While the trial results are promising, there are several limitations that must be considered. This trial was conducted during the COVID-19 pandemic when the incidence of RSV and other respiratory pathogens did not follow typical annual patterns. The majority of enrolled women were white and from high-income countries; RSV morbidity is higher in low- and middle-income countries where access to monoclonal antibodies is limited. Women with high-risk pregnancies, who may have increased risk of preterm delivery at baseline, were excluded.

 

Another important issue to resolve is optimal timing of vaccine administration during pregnancy.

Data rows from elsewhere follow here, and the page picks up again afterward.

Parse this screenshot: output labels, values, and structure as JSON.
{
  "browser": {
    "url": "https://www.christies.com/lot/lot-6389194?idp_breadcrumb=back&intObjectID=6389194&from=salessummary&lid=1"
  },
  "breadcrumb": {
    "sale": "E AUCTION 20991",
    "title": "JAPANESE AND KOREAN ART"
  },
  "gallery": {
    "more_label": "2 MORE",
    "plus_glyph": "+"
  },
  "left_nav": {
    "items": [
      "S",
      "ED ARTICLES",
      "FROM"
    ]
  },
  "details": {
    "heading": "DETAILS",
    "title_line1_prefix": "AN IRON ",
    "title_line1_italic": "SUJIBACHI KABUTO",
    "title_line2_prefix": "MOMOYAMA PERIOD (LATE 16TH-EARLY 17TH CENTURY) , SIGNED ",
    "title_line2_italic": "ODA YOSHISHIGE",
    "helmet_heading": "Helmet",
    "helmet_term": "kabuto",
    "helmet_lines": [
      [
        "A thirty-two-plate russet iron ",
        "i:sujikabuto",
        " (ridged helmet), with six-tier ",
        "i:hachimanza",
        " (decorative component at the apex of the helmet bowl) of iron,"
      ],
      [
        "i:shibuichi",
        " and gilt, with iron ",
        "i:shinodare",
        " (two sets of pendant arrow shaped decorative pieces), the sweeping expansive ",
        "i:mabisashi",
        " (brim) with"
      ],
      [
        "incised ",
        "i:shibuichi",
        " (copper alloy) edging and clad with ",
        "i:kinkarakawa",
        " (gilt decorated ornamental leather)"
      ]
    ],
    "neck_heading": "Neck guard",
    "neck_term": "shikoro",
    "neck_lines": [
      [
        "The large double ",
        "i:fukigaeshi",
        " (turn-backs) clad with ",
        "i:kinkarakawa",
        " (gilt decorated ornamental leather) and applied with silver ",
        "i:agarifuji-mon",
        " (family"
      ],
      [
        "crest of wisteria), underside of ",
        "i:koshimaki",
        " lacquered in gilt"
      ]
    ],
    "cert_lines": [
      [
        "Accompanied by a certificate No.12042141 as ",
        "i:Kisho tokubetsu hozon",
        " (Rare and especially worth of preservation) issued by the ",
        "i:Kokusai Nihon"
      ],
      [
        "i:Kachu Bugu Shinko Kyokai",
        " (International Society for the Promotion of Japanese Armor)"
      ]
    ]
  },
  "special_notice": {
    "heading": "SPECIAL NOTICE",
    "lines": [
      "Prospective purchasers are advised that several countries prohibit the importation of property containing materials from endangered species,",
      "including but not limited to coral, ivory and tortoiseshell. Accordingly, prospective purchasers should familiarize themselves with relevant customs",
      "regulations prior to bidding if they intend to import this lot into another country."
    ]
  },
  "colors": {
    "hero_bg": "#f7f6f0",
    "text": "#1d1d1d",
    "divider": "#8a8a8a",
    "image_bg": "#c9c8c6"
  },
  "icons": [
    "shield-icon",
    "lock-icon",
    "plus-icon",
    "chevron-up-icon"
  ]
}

Infants born at the lowest gestational ages are at highest risk for severe RSV disease but will not benefit from maternal vaccination if routinely given late in the third trimester. Further, there is a paucity of data on the dynamics of placental transfer of RSV-F-specific antibodies at preterm gestations, particularly very preterm gestation (<28 weeks). A recent study suggested that coadministration of RSVpreF and Tdap led to a reduction in the pertussis component antibody response when compared to Tdap alone.^7,9

REFERENCES

1. Acosta PL, Caballero MT, Polack FP. Brief History and Characterization of Enhanced Respiratory Syncytial Virus Disease. Clin Vaccine Immunol. Dec 16 2015;23(3):189-95. doi:10.1128/CVI.00609-15

2. Shi T, McAllister DA, O’Brien KL, et al. Global, regional, and national disease burden estimates of acute lower respiratory infections due to respiratory syncytial virus in young children in 2015: a systematic review and modelling study. Lancet. Sep 2 2017;390(10098):946-958. doi:10.1016/S0140-6736(17)30938-8

3. Kampmann B, Madhi SA, Munjal I, et al. Bivalent Prefusion F Vaccine in Pregnancy to Prevent RSV Illness in Infants. N Engl J Med. Apr 20 2023;388(16):1451-1464. doi:10.1056/NEJMoa2216480

4. Jewett C. F.D.A. Panel Recommends R.S.V. Vaccine to Protect Young Infants. New York Times. May 18, 2023. https://www.nytimes.com/2023/05/18/health/rsv-vaccine-infants-fda.html

5. Pfizer Inc. FDA Advisory Committee Votes in Support of Approval for Pfizer’s Vaccine Candidate to Help Prevent RSV in Infants Through Maternal Immunization. Accessed June 12, 2023, https://www.pfizer.com/news/press-release/press-release-detail/fda-advisory-committee-votes-support-approval-pfizers

6. Hurwitz JL. Respiratory syncytial virus vaccine development. Expert Rev Vaccines. Oct 2011;10(10):1415-33. doi:10.1586/erv.11.120

7. Wadman M. FDA advisers agree maternal RSV vaccine protects infants, but are divided on its safety. Science. 19 May 2023. https://www.science.org/content/article/fda-advisers-agree-maternal-rsv-vaccine-protects-infants-divided-safety

8. Centers for Disease Control and Prevention. Preterm Birth. Updated November 1, 2022. Accessed July 7, 2023, https://www.cdc.gov/reproductivehealth/maternalinfanthealth/pretermbirth.htm

9. Peterson JT, Zareba AM, Fitz-Patrick D, et al. Safety and Immunogenicity of a Respiratory Syncytial Virus Prefusion F Vaccine When Coadministered With a Tetanus, Diphtheria, and Acellular Pertussis Vaccine. J Infect Dis. Jun 15 2022;225(12):2077-2086. doi:10.1093/infdis/jiab505.